Why are you the first Chinese historian to tackle this subject seriously?

Traditional historians [i.e., college professors] face restrictions. First of all, they censor themselves. Their thoughts limit them. They don’t even dare to write the facts, don’t dare to speak up about it, don’t dare to touch it. And even if they wrote it, they can’t publish it. And if they publish, they will face censure. So mainstream scholars face those restrictions.
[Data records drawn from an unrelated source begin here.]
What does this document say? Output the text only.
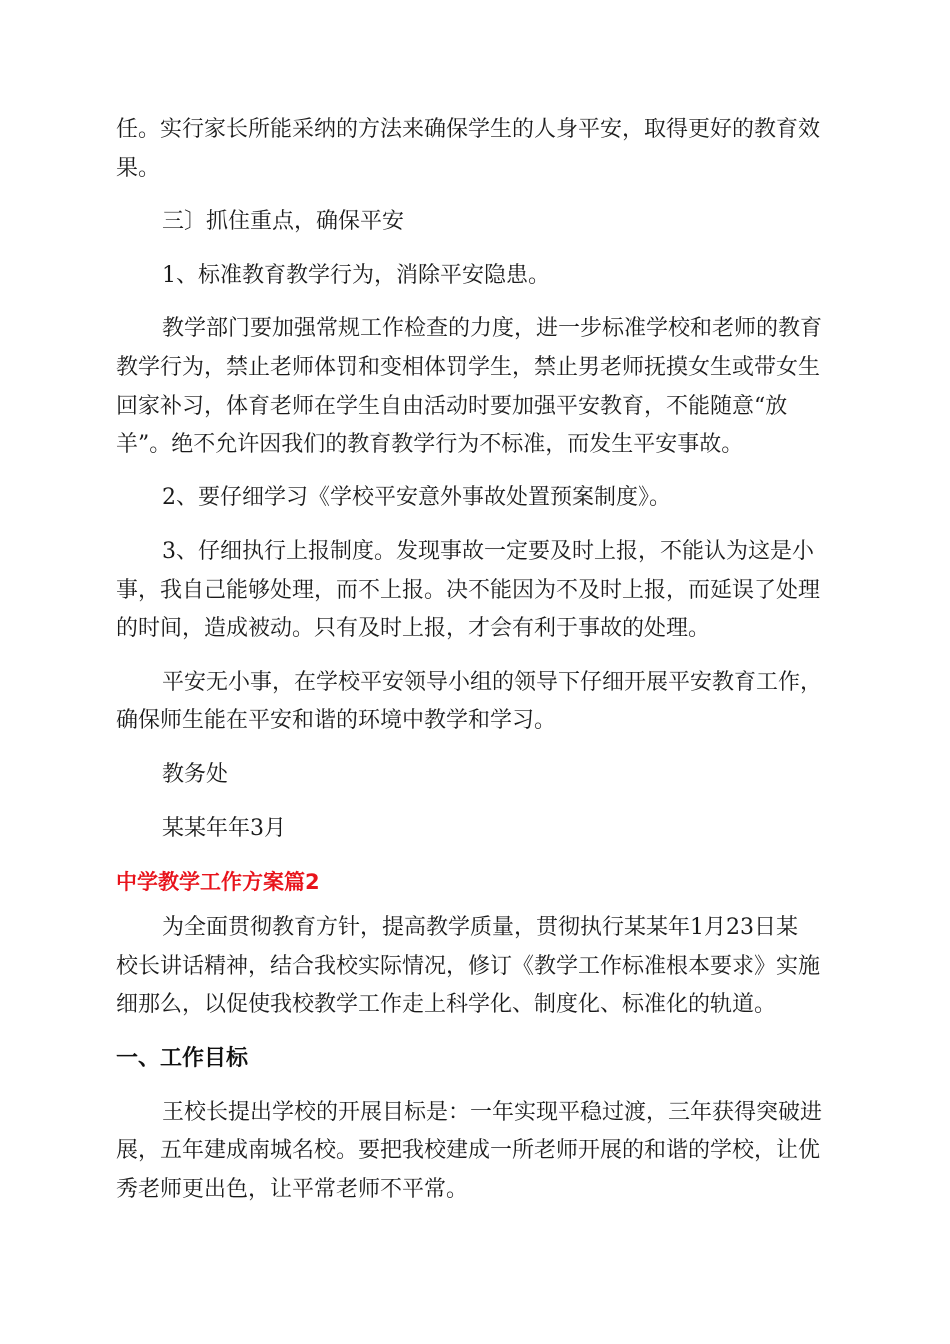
任。实行家长所能采纳的方法来确保学生的人身平安，取得更好的教育效

果。

三〕抓住重点，确保平安

1、标准教育教学行为，消除平安隐患。

教学部门要加强常规工作检查的力度，进一步标准学校和老师的教育

教学行为，禁止老师体罚和变相体罚学生，禁止男老师抚摸女生或带女生

回家补习，体育老师在学生自由活动时要加强平安教育，不能随意“放

羊”。绝不允许因我们的教育教学行为不标准，而发生平安事故。

2、要仔细学习《学校平安意外事故处置预案制度》。

3、仔细执行上报制度。发现事故一定要及时上报，不能认为这是小

事，我自己能够处理，而不上报。决不能因为不及时上报，而延误了处理

的时间，造成被动。只有及时上报，才会有利于事故的处理。

平安无小事，在学校平安领导小组的领导下仔细开展平安教育工作，

确保师生能在平安和谐的环境中教学和学习。

教务处

某某年年3月

中学教学工作方案篇2

为全面贯彻教育方针，提高教学质量，贯彻执行某某年1月23日某

校长讲话精神，结合我校实际情况，修订《教学工作标准根本要求》实施

细那么，以促使我校教学工作走上科学化、制度化、标准化的轨道。

一、工作目标

王校长提出学校的开展目标是：一年实现平稳过渡，三年获得突破进

展，五年建成南城名校。要把我校建成一所老师开展的和谐的学校，让优

秀老师更出色，让平常老师不平常。
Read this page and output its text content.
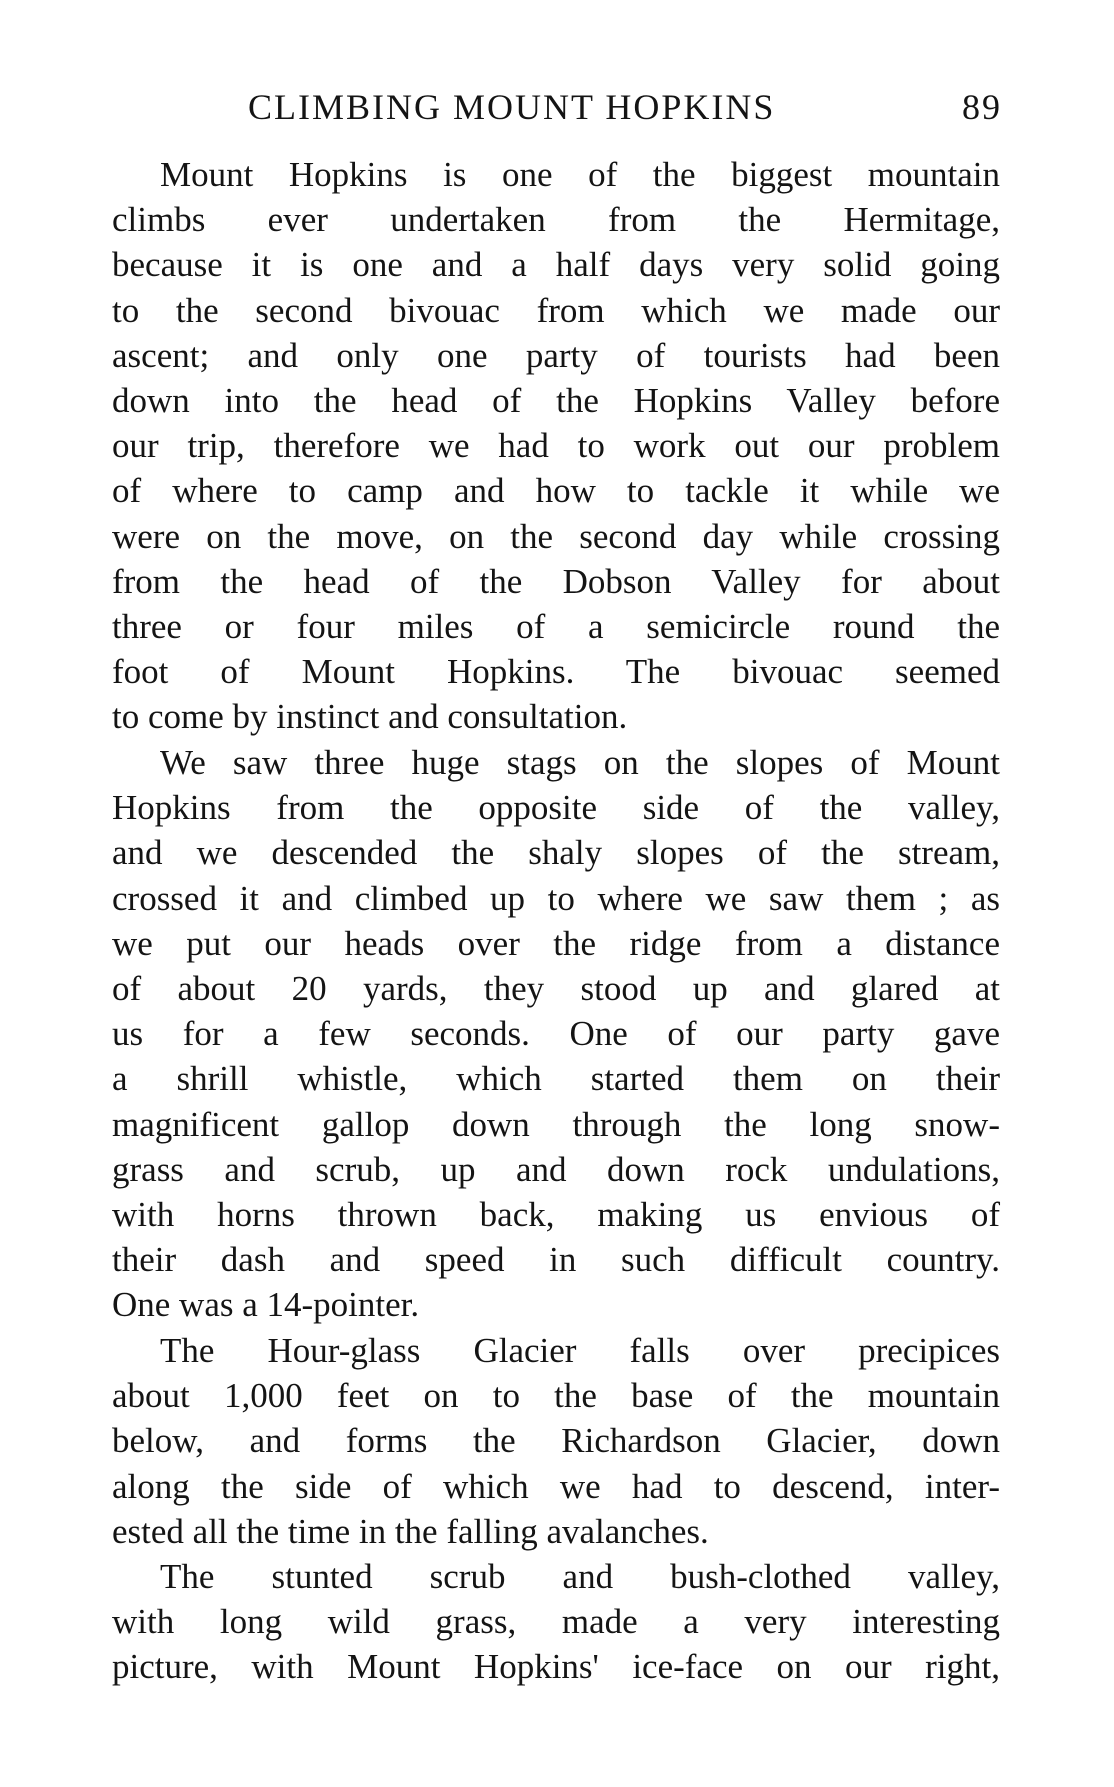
CLIMBING MOUNT HOPKINS	89
Mount Hopkins is one of the biggest mountain
climbs ever undertaken from the Hermitage,
because it is one and a half days very solid going
to the second bivouac from which we made our
ascent; and only one party of tourists had been
down into the head of the Hopkins Valley before
our trip, therefore we had to work out our problem
of where to camp and how to tackle it while we
were on the move, on the second day while crossing
from the head of the Dobson Valley for about
three or four miles of a semicircle round the
foot of Mount Hopkins. The bivouac seemed
to come by instinct and consultation.
We saw three huge stags on the slopes of Mount
Hopkins from the opposite side of the valley,
and we descended the shaly slopes of the stream,
crossed it and climbed up to where we saw them ; as
we put our heads over the ridge from a distance
of about 20 yards, they stood up and glared at
us for a few seconds. One of our party gave
a shrill whistle, which started them on their
magnificent gallop down through the long snow-
grass and scrub, up and down rock undulations,
with horns thrown back, making us envious of
their dash and speed in such difficult country.
One was a 14-pointer.
The Hour-glass Glacier falls over precipices
about 1,000 feet on to the base of the mountain
below, and forms the Richardson Glacier, down
along the side of which we had to descend, inter-
ested all the time in the falling avalanches.
The stunted scrub and bush-clothed valley,
with long wild grass, made a very interesting
picture, with Mount Hopkins' ice-face on our right,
But there are many unofficial historians like me. Many people are writing their own memoirs about being labeled “Rightists” or “counter-revolutionaries.” There is an author in Anhui province who has described how his family starved to death. There are many authors who have written about how their families starved.

“If they publish, they will face censure.” With respect to weight control, I am an insider/outsider. When I published The Shangri-La Diet, I did not expect censure. My colleagues (other psychology department faculty) wouldn’t care what I wrote about a different subject. To my surprise, I was censured — maybe a better word is denounced — by a nutrition education lecturer in the UC Berkeley Nutrition Department. The woman who denounced me had not seen my book. Based on what a reporter told her, she expressed her opinion of it in an email she sent to twenty people in her department and the chairman of my department. It said, in part:

I did give the SF Chronicle reporter my opinion of the diet making these points:
– one cannot possibly meet nutrient needs on 1200 kcals per day
– sugar and oils are not nutrient dense; they are calorically dense and thus dilute the nutrient density of the total kcal intake.
– 1200 kcals per day is less than the semi-starvation diet used in the only published formal study ever conducted in this country on human starvation (Ancel Keys, 1950)
– human semi-starvation is not a path to health whether one is discussing physical, psychological, or social well-being
– the results of single subject research are applicable only to that subject; they cannot be generalized to others.
– I cannot recommend this diet, in fact, I recommend against it.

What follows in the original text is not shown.